E foi franco: disse não estar satisfeito como a cidade está sendo administrada.
O noticiário enviado pela assessoria de Luiz Carlos não perde a atualidade, mesmo diante da clara intenção de seu correligionário Ney Leprevost anunciar às claras sua pré-candidatura ao Palácio 29 de março.
Eis o noticiário do líder do PSD:
FRUET “OPACO”
“Em declaração ao Blog do jornalista Aroldo Murá, na sexta-feira (26/2), já havia dito “quanto opaca é a administração do prefeito Gustavo Fruet (PDT/PT) ”. Martins registrou: “Ele parece até que tem vergonha de ser prefeito, desapareceu de todo da cidade. E obras, zero…”
Após o encontro com Ducci, o deputado e radialista foi além, acrescentando que Curitiba não quer ninguém para dar espetáculo. “Curitiba também não quer um prefeito fanfarrão, quer alguém para confiar, que não minta, que seja sincero”.
QUEM SERÁ?
Mas então essa pessoa seria Ducci, na opinião de Luiz Carlos Martins?

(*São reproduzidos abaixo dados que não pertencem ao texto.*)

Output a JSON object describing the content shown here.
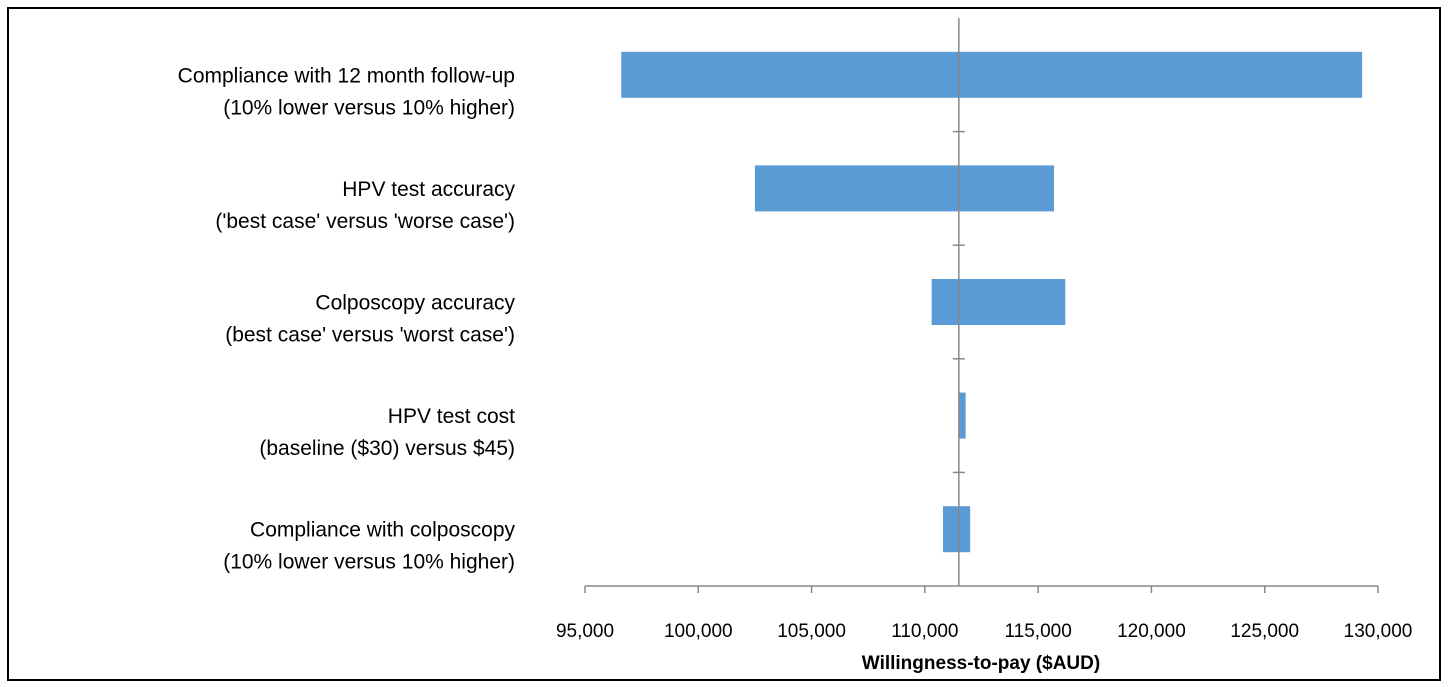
{
  "chart_data": {
    "type": "tornado",
    "categories": [
      [
        "Compliance with 12 month follow-up",
        "(10% lower versus 10% higher)"
      ],
      [
        "HPV test accuracy",
        "('best case' versus 'worse case')"
      ],
      [
        "Colposcopy accuracy",
        "(best case' versus 'worst case')"
      ],
      [
        "HPV test cost",
        "(baseline ($30) versus $45)"
      ],
      [
        "Compliance with colposcopy",
        "(10% lower versus 10% higher)"
      ]
    ],
    "low": [
      96600,
      102500,
      110300,
      111500,
      110800
    ],
    "high": [
      129300,
      115700,
      116200,
      111800,
      112000
    ],
    "baseline": 111500,
    "color": "#5b9bd5",
    "x_label": "Willingness-to-pay ($AUD)",
    "xlim": [
      95000,
      130000
    ],
    "xticks": [
      {
        "value": 95000,
        "label": "95,000"
      },
      {
        "value": 100000,
        "label": "100,000"
      },
      {
        "value": 105000,
        "label": "105,000"
      },
      {
        "value": 110000,
        "label": "110,000"
      },
      {
        "value": 115000,
        "label": "115,000"
      },
      {
        "value": 120000,
        "label": "120,000"
      },
      {
        "value": 125000,
        "label": "125,000"
      },
      {
        "value": 130000,
        "label": "130,000"
      }
    ]
  }
}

“Estamos conversando. Quero o melhor para Curitiba. Tenho contato diário com milhares de curitibanos. Sei o que não vem sendo feito, convivo com o drama das filas nas unidades de saúde, com os protestos pelas enchentes sem fim, e com a novela do transporte público. Quero um prefeito que cumpra o que promete. Se essa pessoa é Luciano Ducci ou meu companheiro do PSD, Ney Leprevost, é o que estamos discutindo”.
CONVITES
Dentro do período de “janela partidária”, que permite a troca de partidos até o dia 18 de março, Martins diz que vem recebendo vários convites para mudar de legenda. “Tenho recebido convites sim, mas, este momento também é de analisar quem tem a melhor proposta para Curitiba, para as cidades de região metropolitana e para todo o Paraná. Sou o líder do PSD na Assembleia, temos propostas, somos atuantes no legislativo e estamos atentos aos rumos das eleições municipais. Uma coisa é certa: não admito não ser ouvido e, pessoalmente, busco respostas reais a todas as reivindicações que chegam até mim pelo povo”, finalizou o líder do PSD.